Billboard’s stained-glass wings.
Black magic.
Stop messing around
with your idiotic tricks.
Mariposa blanca pierces
tu corazón de azul.
The night grows a
beak like one of those
banana-billed toucans
from the Amazon.
Cicadas clatter ceramic
castanets. Stop messing
around with your idiotic
tricks. Stop messing round.
Stop.
In August 2015 Alan Britt was invited by the Ecuadorian House of Culture Benjamín Carrión in Quito, Ecuador as part of the first cultural exchange of poets between Ecuador and the United States. In 2018 he served as judge for the The Bitter Oleander Press Library of Poetry Book Award.

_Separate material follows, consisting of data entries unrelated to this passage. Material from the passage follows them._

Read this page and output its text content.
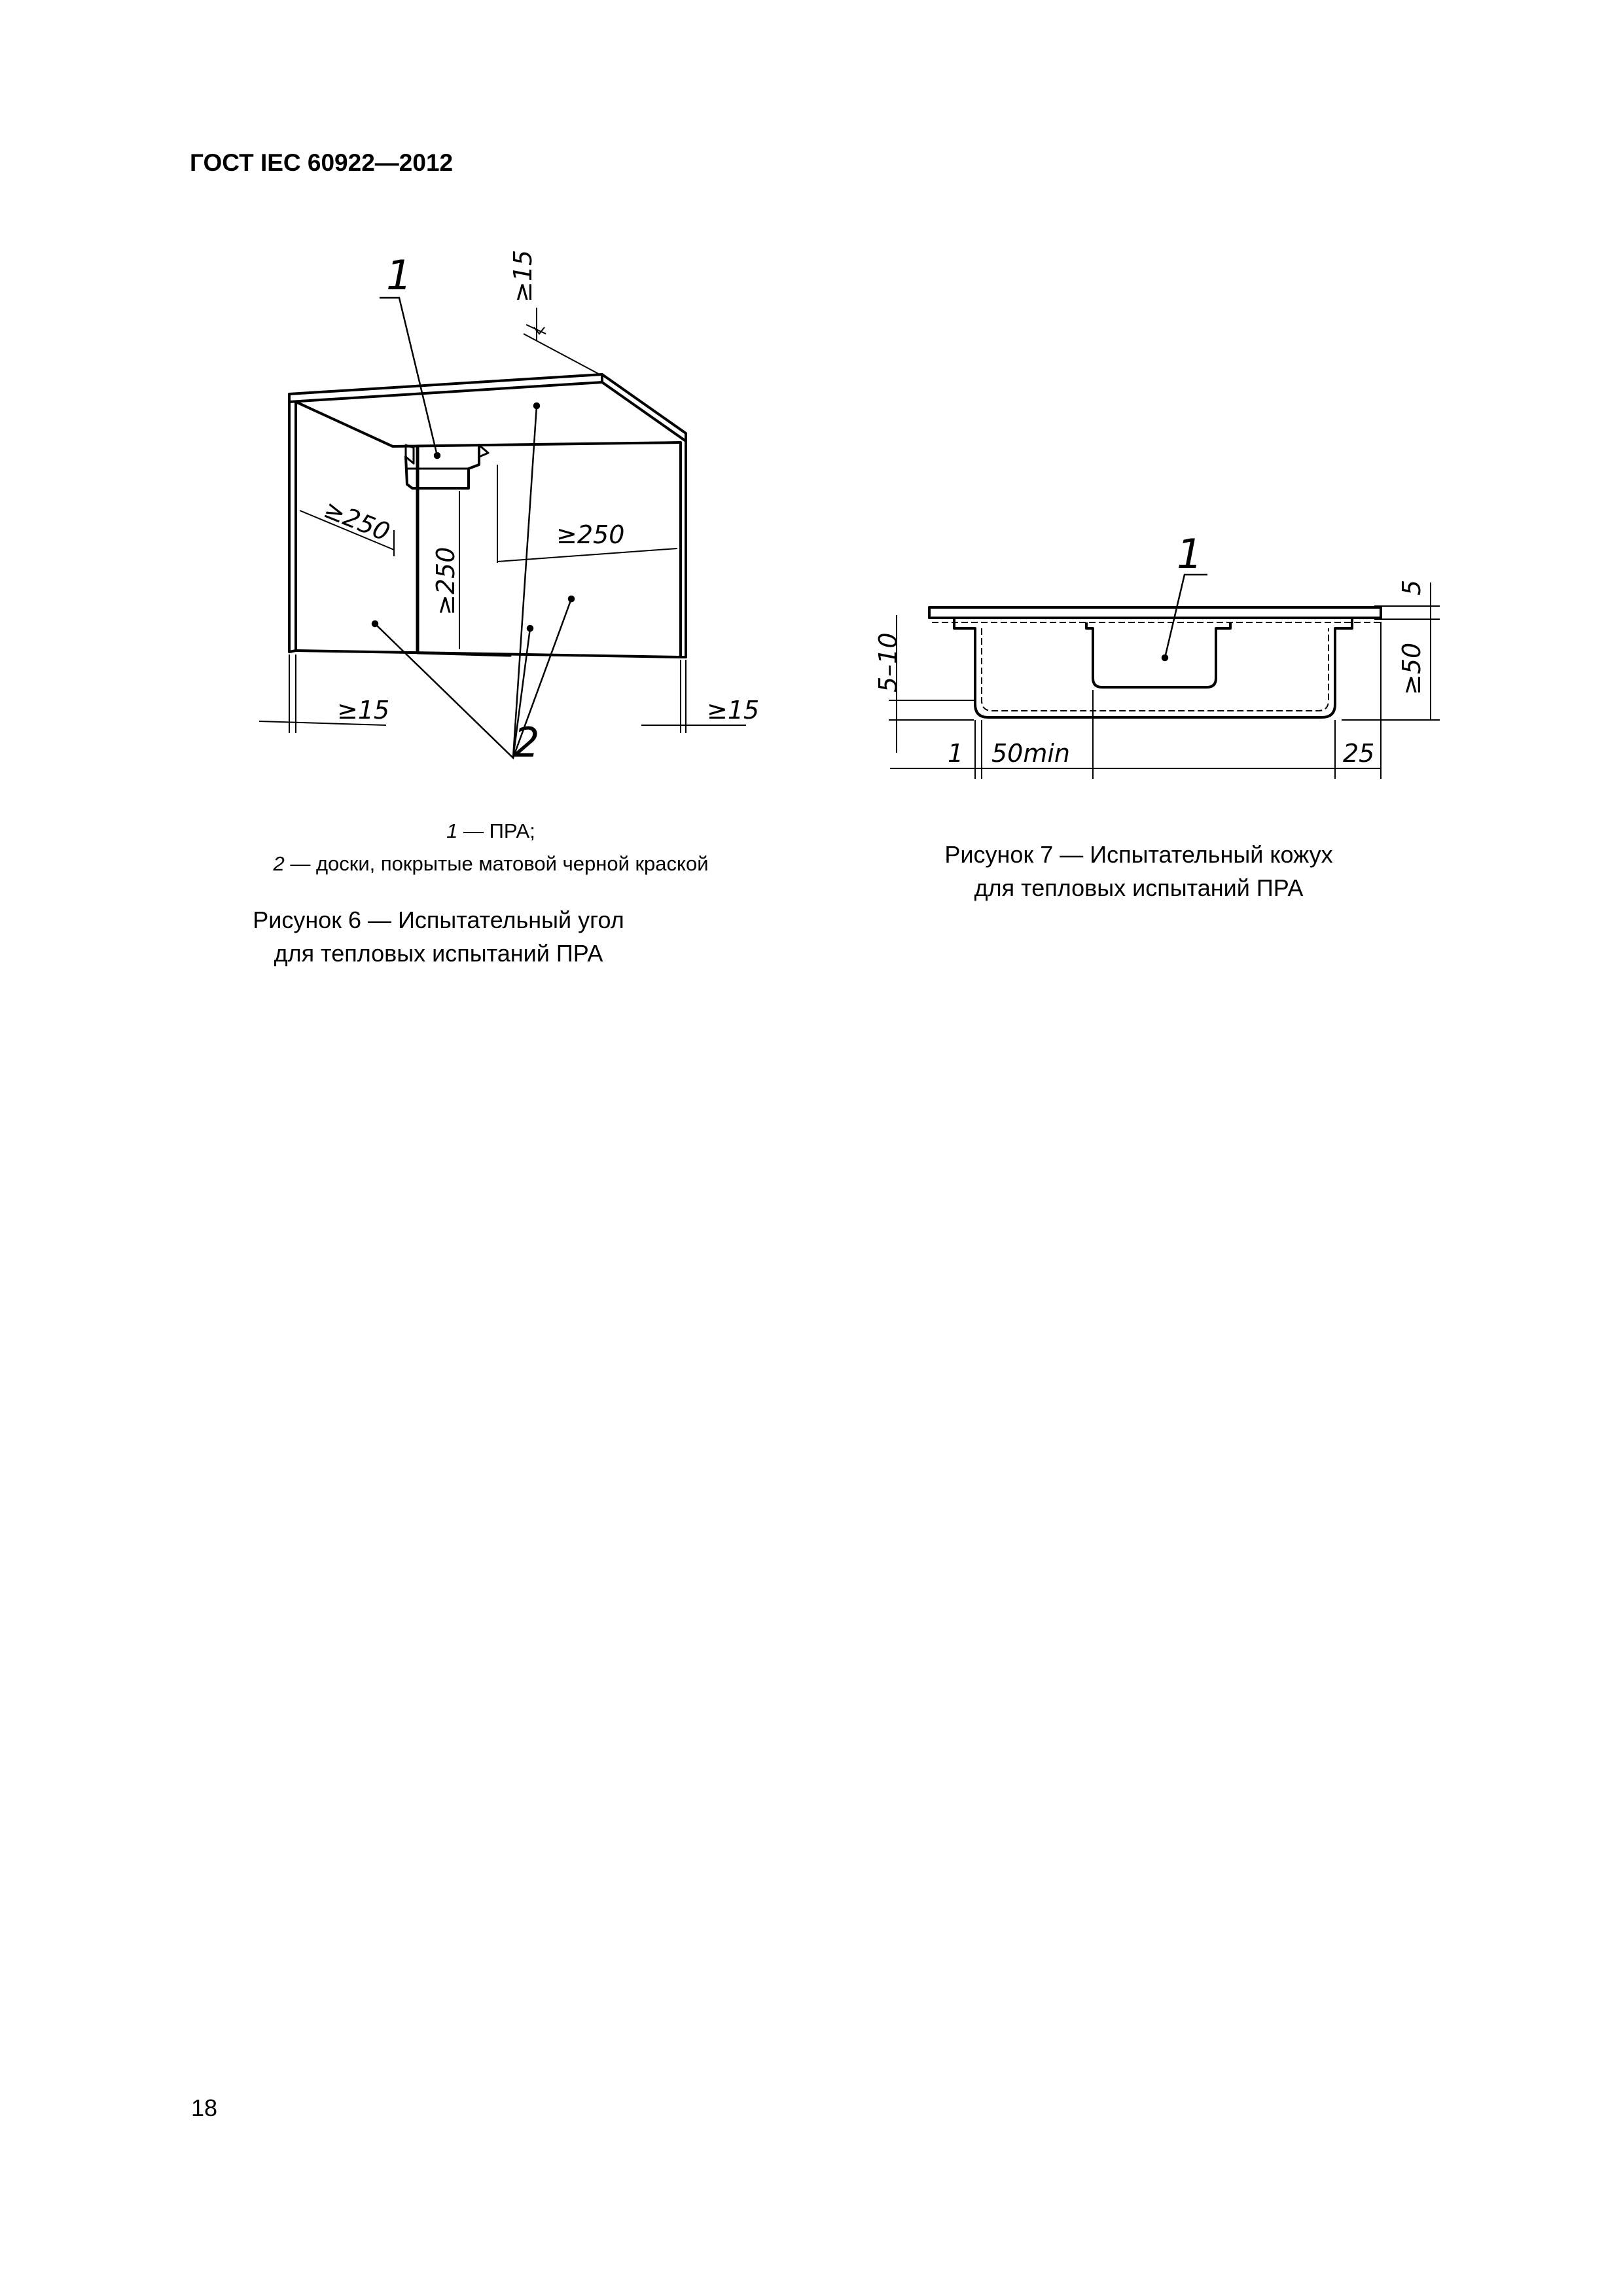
ГОСТ IEC 60922—2012
1
2
≥15
≥250
≥250
≥250
≥15	≥15
1 — ПРА;
2 — доски, покрытые матовой черной краской
Рисунок 6 — Испытательный угол
для тепловых испытаний ПРА
1
5
≥50
5–10
1 50min	25
Рисунок 7 — Испытательный кожух
для тепловых испытаний ПРА
18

His interview at The Library of Congress for The Poet and the Poem aired on Pacifica Radio, January 2013. His poetry has appeared in Agni, Alien Buddha, Backbone Mountain Review, Bitter Oleander, Bloomsbury Review, Borderlands: Texas Poetry Review, Christian Science Monitor, Confrontation, English Journal, Epoch, Flint Hills Review, GloMag (India), International Gallerie (India), Into the Void, Irodalmi Jelen (Hungary), January Review, Kansas Quarterly, Letras (Chile), Levure Littéraire (France-USA-Germany), Magyar Naplo (Hungary), Midwest Quarterly, Minnesota Review, Missouri Review, New Letters, Northwest Review, Osiris, Pedrada Zurda (Ecuador), Poet’s Market, Stand Magazine (UK), Sunstone, and Tulane Review. His poetry has also appeared in Verse Daily. He has published 17 books of poetry, his latest being Ode to Nothing and Violin Smoke (both translated into Hungarian by Paul Sohar and published in Hungary: 2018 and 2015), plus Crossing the Walt Whitman Bridge (Translated into Romanian by Flavia Cosma and published in Romania: 2017). A graduate of the Johns Hopkins Writing Seminars he now teaches English/Creative Writing at Towson University.